Photochemical Sciences Ph.D. Dissertations


Defect Studies in Metals, Alloys, and Oxides by Positron Annihilation Spectroscopy and Related Techniques

Date of Award


Document Type


Degree Name

Doctor of Philosophy (Ph.D.)


Photochemical Sciences

First Advisor

Farida Selim (Advisor)

Second Advisor

Abby Braden (Other)

Third Advisor

Marco Nardone (Committee Member)

Fourth Advisor

Alexander Tarnovsky (Committee Member)


Positrons administer a unique non-destructive approach to probe materials with atomic-scale sensitivity and provide reliable information about the nature and size of defects. This study reflects on the powerful capabilities of positron annihilation spectroscopy (PAS) to characterize point defects at atomic-scale, which can be crucial in the development of relevant material for a wide range of applications like nuclear reactors, medical sciences, optoelectronic devices, nanotechnology, polymers etc. The work presented in this dissertation aims to gain a fundamental understanding of the defect structures in three unique material systems: Fe metal, Fe-Cr alloy, and Ce:YAG oxide by applying the methodology and concepts of PAS. A wide range of other complementary characterization techniques has also been employed to enhance the understanding.
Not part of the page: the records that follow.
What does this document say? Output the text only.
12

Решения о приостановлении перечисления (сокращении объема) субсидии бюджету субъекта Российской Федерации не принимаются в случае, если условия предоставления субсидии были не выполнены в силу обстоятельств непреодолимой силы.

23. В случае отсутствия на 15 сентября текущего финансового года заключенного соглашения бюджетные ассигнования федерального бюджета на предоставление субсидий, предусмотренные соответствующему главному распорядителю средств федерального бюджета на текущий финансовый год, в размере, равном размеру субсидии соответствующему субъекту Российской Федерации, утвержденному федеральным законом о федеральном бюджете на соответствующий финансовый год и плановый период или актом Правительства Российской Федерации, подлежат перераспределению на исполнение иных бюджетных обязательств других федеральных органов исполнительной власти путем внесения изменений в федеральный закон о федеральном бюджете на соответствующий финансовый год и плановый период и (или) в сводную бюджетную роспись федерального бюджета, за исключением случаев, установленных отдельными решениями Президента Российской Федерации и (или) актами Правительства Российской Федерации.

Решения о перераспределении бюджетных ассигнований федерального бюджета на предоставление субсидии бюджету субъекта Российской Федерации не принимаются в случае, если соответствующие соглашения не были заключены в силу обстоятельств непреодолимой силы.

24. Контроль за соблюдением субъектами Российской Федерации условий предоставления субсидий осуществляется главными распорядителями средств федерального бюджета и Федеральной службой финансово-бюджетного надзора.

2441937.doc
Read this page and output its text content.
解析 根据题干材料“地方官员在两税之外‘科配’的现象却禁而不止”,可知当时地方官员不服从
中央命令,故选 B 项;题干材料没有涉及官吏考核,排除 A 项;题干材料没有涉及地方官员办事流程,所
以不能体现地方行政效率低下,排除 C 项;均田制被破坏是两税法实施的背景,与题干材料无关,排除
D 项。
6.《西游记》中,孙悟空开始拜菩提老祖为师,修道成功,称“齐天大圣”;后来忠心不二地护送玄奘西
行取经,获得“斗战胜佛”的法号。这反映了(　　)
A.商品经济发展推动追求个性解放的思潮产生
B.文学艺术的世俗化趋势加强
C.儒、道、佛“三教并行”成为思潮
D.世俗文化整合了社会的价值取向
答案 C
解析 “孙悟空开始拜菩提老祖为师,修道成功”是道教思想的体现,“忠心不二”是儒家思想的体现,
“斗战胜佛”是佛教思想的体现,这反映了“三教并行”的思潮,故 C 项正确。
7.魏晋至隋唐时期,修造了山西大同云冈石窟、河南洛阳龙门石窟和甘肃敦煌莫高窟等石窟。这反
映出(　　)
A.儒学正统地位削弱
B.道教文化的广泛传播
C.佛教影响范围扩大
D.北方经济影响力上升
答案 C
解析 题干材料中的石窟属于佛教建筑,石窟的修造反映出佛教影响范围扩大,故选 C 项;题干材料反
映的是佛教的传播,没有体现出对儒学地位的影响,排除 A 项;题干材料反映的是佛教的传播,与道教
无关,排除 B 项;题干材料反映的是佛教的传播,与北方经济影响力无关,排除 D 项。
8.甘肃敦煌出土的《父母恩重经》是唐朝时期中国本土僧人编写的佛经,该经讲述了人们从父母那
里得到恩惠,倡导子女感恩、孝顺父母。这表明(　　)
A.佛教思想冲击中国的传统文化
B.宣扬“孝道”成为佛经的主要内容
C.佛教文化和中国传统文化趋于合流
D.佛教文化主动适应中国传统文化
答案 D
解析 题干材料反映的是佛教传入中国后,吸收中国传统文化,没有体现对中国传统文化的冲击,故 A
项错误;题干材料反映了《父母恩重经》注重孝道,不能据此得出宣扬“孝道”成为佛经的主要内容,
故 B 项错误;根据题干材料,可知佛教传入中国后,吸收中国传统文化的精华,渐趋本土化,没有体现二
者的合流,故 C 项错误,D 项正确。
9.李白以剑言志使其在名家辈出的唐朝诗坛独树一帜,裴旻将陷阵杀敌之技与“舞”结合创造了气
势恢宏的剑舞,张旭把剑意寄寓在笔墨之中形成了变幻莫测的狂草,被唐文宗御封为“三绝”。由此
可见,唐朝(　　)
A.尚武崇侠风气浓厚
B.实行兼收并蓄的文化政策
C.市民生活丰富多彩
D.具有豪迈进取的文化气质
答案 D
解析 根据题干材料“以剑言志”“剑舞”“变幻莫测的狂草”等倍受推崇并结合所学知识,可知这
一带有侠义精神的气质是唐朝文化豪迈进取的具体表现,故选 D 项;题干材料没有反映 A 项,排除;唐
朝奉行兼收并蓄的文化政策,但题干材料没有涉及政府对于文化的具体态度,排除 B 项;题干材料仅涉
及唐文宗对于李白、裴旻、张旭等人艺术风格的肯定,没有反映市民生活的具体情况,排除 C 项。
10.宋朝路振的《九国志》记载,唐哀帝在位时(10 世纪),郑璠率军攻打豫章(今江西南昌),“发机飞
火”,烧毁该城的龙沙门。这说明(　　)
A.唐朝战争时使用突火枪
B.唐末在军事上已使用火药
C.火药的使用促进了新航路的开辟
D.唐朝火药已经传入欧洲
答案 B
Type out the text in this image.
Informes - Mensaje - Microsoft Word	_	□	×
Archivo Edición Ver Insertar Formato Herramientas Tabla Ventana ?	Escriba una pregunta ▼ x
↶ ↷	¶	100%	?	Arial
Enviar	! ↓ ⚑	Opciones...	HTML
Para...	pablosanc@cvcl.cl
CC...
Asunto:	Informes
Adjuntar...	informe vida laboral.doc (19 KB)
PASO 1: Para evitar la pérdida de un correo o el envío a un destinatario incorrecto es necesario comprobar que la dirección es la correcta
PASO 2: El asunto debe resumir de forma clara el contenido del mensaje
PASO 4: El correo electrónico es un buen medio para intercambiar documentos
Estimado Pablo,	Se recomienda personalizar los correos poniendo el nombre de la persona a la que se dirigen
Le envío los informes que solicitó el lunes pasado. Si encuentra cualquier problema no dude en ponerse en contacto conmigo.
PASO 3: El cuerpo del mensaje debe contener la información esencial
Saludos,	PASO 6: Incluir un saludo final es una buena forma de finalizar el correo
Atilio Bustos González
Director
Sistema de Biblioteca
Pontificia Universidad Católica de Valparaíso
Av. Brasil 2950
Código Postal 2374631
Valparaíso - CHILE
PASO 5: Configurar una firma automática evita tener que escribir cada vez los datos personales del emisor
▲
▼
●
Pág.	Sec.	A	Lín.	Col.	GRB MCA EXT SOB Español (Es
The depth-resolved PAS was used to identify vacancy clusters in ion irradiated Fe and measure their density as a function of depth. PAS measurements uncovered the structure of vacancy clusters and the change in their size and density with irradiation dose. Combining with TEM measurements led to discovering a novel mechanism for the interaction of cascade damage with voids in ion-irradiated materials.

The effect of Cr alloying on the formation and evolution of atomic size clusters induced by ion irradiation in Fe-Cr alloys was also investigated using depth-resolved PAS measurements. Combining with atomic probe tomography (APT), a possible explanation for the long-standing question about the well-known resistance to radiation in Fe-Cr alloys was addressed. It was attributed to the stabilization of vacancy clusters around Cr atoms that act as indirect sinks for radiation-induced defects.

The final part of this work focuses on studying the role of defects on the luminescence properties of an important photonic material, Ce:YAG. The work reports an interesting mechanism that modifies and completely reverses the photoluminescence (PL) temperature-dependent kinetics. Further, it is shown that PL temperature-dependent kinetics can be controlled by modifying microstructure and engineering defects.